Armin Suter: La compensation des risques a permis de rééquilibrer le marché. Nous avions introduit les caisses affiliées pour éviter de perdre une partie de notre clientèle. Mais grâce aux ajustements apportés par la compensation des risques, cela n’est plus nécessaire. C’est pour cette raison que plusieurs groupes ont procédé à des fusions. Maintenant, nous pouvons à nouveau nous concentrer sur la production, c’est-à-dire sur la concurrence liée aux modèles, à la qualité du service et aux frais administratifs.
Reto Wyss: Cela dit, même la caisse la moins chère est encore beaucoup trop chère pour un vendeur de chaussures ou une paysagiste, car elle est financée par des primes par tête, comme toutes les autres caisses. Le seul correctif introduit à des fins sociales dans la LAMal, ce sont les réductions de primes. Mais le poids financier relatif de celles-ci a diminué de moitié au cours des vingt dernières années, alors que la charge des primes a doublé. Cette solution n’est plus la panacée, et le système actuel n’est pas viable. Nous avons donc besoin d’un financement social, comme le demande notre initiative d’allègement des primes. Et nous devons poursuivre nos efforts dans le domaine des soins intégrés. Cet enjeu doit être mieux encadré, car ce sont les grandes caisses qui peuvent mettre en place de grands réseaux intégrés avec des modèles de soins à large échelle. Cela conduit à une concentration toujours plus grande du marché, dans lequel les rapports de force sont faussés. A plus long terme, le système s’apparenterait à une caisse unique, à la différence que cette caisse serait hélas contrôlée par le secteur privé au lieu d’être gérée par des instances démocratiques et politiques.
Armin Suter: (rires) La caisse unique, la solution illusoire à tous les problèmes de santé publique.
Patrick Rohr: Pourquoi une solution illusoire?
Armin Suter: Les monopoles ne sont jamais efficaces.
Reto Wyss: Et si tous les frais de marketing et de publicité disparaissent?
Armin Suter: L’instance qui détient le monopole n’a pas d’intérêt à être efficace, puisqu’elle n’est pas soumise à la concurrence. Et les personnes assurées perdent leur liberté de choix.
Reto Wyss: J’apprécie la liberté de choix lorsque je fais mes courses, lorsque je peux choisir entre deux marques de spaghettis. Mais la santé est un droit fondamental, et la liberté de choix n’est pas un facteur déterminant dans ce domaine. Je veux simplement obtenir le meilleur traitement, le plus rapidement possible. D’autant qu’il n’y a pas de liberté de choix dans l’AOS, puisqu’elle est obligatoire. On est contraint à payer des primes tous les mois. Des primes par tête, bien sûr.
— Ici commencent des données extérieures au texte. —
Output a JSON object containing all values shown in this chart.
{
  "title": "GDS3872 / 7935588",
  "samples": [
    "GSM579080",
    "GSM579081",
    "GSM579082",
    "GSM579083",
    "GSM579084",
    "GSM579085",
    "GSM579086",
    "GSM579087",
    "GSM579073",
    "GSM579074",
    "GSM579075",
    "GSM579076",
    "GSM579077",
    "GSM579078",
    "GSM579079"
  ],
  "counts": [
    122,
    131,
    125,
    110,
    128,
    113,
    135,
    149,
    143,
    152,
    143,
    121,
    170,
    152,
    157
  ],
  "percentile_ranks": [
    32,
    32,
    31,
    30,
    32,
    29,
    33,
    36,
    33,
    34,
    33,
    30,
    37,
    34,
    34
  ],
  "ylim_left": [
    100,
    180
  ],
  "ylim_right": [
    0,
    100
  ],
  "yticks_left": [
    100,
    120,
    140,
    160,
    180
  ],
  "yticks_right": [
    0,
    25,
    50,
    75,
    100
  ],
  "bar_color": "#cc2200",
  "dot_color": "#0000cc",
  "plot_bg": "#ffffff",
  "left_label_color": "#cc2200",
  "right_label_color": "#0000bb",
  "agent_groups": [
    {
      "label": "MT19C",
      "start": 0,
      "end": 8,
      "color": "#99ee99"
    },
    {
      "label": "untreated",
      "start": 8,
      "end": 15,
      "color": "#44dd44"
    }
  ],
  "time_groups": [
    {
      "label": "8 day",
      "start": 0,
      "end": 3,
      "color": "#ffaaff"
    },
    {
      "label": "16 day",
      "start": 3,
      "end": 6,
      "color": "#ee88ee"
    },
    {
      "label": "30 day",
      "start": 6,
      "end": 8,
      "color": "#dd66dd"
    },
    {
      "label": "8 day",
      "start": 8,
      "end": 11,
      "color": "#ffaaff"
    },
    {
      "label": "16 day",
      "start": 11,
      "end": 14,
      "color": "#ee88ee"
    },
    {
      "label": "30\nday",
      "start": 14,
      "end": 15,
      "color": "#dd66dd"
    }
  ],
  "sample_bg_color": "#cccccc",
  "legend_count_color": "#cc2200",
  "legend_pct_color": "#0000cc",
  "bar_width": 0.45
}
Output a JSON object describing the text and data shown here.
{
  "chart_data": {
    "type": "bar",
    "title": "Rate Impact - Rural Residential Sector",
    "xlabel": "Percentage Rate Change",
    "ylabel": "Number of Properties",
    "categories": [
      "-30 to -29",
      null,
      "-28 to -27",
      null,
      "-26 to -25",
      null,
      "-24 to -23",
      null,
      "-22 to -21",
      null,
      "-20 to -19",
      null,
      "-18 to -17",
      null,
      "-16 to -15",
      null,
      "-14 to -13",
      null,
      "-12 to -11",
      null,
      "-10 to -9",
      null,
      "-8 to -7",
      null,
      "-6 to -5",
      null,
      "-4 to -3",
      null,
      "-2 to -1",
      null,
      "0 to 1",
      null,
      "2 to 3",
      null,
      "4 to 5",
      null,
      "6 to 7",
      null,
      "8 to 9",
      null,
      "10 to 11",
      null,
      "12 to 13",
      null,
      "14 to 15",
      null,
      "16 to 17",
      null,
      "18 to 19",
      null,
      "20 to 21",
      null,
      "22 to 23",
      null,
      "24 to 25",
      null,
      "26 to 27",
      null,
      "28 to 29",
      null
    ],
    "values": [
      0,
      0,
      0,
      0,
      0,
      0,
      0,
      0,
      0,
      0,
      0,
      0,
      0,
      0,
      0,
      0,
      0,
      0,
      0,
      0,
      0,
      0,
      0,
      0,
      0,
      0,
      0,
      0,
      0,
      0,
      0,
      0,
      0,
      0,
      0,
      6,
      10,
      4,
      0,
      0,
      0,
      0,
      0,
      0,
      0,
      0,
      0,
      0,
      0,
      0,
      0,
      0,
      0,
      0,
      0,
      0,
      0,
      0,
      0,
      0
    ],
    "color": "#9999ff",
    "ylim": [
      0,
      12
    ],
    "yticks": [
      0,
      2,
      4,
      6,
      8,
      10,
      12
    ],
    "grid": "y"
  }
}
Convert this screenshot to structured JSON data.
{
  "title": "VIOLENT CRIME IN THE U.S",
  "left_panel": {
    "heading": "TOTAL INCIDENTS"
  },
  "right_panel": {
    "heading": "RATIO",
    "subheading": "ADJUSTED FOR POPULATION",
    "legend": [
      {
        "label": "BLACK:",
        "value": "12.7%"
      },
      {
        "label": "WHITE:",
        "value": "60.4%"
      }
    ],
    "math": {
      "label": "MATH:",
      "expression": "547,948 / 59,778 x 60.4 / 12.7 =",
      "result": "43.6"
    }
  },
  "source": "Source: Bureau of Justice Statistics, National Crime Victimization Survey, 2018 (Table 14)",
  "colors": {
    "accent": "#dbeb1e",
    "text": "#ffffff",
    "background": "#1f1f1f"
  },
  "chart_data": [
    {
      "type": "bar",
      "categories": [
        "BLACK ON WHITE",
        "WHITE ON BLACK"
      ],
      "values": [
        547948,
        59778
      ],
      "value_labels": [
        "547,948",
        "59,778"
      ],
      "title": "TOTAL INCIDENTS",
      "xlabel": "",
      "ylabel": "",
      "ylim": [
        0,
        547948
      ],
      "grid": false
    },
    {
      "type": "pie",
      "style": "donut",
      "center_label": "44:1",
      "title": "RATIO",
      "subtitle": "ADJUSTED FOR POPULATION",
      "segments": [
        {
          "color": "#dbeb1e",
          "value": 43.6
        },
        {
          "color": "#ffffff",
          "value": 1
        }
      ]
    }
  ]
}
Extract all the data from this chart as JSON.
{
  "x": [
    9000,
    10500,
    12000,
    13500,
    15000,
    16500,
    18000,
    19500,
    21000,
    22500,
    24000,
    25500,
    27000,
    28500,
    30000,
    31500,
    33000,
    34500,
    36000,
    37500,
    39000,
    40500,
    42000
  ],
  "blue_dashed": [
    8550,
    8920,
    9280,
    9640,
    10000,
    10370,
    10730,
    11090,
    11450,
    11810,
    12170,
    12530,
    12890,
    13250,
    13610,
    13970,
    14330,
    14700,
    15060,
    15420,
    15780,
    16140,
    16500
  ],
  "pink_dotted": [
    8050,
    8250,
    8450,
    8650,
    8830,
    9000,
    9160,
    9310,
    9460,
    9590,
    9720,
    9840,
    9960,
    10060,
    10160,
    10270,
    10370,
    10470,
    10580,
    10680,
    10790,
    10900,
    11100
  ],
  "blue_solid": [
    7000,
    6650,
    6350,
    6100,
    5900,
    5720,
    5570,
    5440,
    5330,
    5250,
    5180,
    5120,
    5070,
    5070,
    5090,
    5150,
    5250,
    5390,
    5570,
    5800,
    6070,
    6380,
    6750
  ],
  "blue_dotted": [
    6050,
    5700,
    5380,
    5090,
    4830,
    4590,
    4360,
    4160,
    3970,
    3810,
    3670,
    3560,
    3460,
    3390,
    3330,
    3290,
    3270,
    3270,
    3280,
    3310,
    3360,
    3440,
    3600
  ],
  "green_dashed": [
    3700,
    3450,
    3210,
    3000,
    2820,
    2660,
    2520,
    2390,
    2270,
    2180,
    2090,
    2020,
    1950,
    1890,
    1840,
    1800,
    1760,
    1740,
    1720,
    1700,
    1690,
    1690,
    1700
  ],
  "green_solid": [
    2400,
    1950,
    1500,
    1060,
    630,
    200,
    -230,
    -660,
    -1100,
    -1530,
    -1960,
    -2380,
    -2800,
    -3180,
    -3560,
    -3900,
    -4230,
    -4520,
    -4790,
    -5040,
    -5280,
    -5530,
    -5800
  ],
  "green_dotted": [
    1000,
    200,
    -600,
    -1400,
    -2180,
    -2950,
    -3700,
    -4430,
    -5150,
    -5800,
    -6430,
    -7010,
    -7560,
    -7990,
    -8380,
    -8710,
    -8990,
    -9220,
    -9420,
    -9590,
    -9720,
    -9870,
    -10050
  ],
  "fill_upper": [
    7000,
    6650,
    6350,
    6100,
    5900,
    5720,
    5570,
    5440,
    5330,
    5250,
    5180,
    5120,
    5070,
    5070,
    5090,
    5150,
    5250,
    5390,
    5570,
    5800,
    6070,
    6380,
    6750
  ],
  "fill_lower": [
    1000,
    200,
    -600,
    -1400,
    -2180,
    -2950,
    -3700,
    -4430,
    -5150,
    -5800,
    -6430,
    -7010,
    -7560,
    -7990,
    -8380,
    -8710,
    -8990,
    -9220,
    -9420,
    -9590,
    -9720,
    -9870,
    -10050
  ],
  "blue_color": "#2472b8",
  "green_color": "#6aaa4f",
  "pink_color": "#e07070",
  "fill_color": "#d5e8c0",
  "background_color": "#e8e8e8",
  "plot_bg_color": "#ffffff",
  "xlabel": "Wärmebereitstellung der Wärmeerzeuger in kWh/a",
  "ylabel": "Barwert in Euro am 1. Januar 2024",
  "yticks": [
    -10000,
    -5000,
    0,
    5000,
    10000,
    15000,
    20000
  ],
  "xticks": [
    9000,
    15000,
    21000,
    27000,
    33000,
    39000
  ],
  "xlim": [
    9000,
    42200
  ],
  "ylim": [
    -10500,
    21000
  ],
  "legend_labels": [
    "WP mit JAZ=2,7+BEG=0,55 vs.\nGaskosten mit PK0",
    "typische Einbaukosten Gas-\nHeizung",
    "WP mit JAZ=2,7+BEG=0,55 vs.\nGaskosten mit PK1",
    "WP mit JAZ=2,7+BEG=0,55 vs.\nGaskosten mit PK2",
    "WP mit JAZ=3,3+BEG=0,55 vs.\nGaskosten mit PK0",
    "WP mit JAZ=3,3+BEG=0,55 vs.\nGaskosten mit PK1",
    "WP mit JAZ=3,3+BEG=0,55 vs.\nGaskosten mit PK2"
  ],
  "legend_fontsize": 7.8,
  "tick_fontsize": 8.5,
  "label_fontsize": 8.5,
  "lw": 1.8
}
Patrick Rohr: Si l’on regarde le nombre de caisses qui ont fusionné ou disparu ces dernières années, on se dirige effectivement vers une forte concentration.
Armin Suter: Elle est en cours et se poursuivra encore. Mais nous sommes encore loin d’une position dominante de certains assureurs-maladie. A long terme, nous aurons un oligopole efficace, composé d’une bonne douzaine de prestataires solides. Il s’agira plutôt d’un renforcement du système.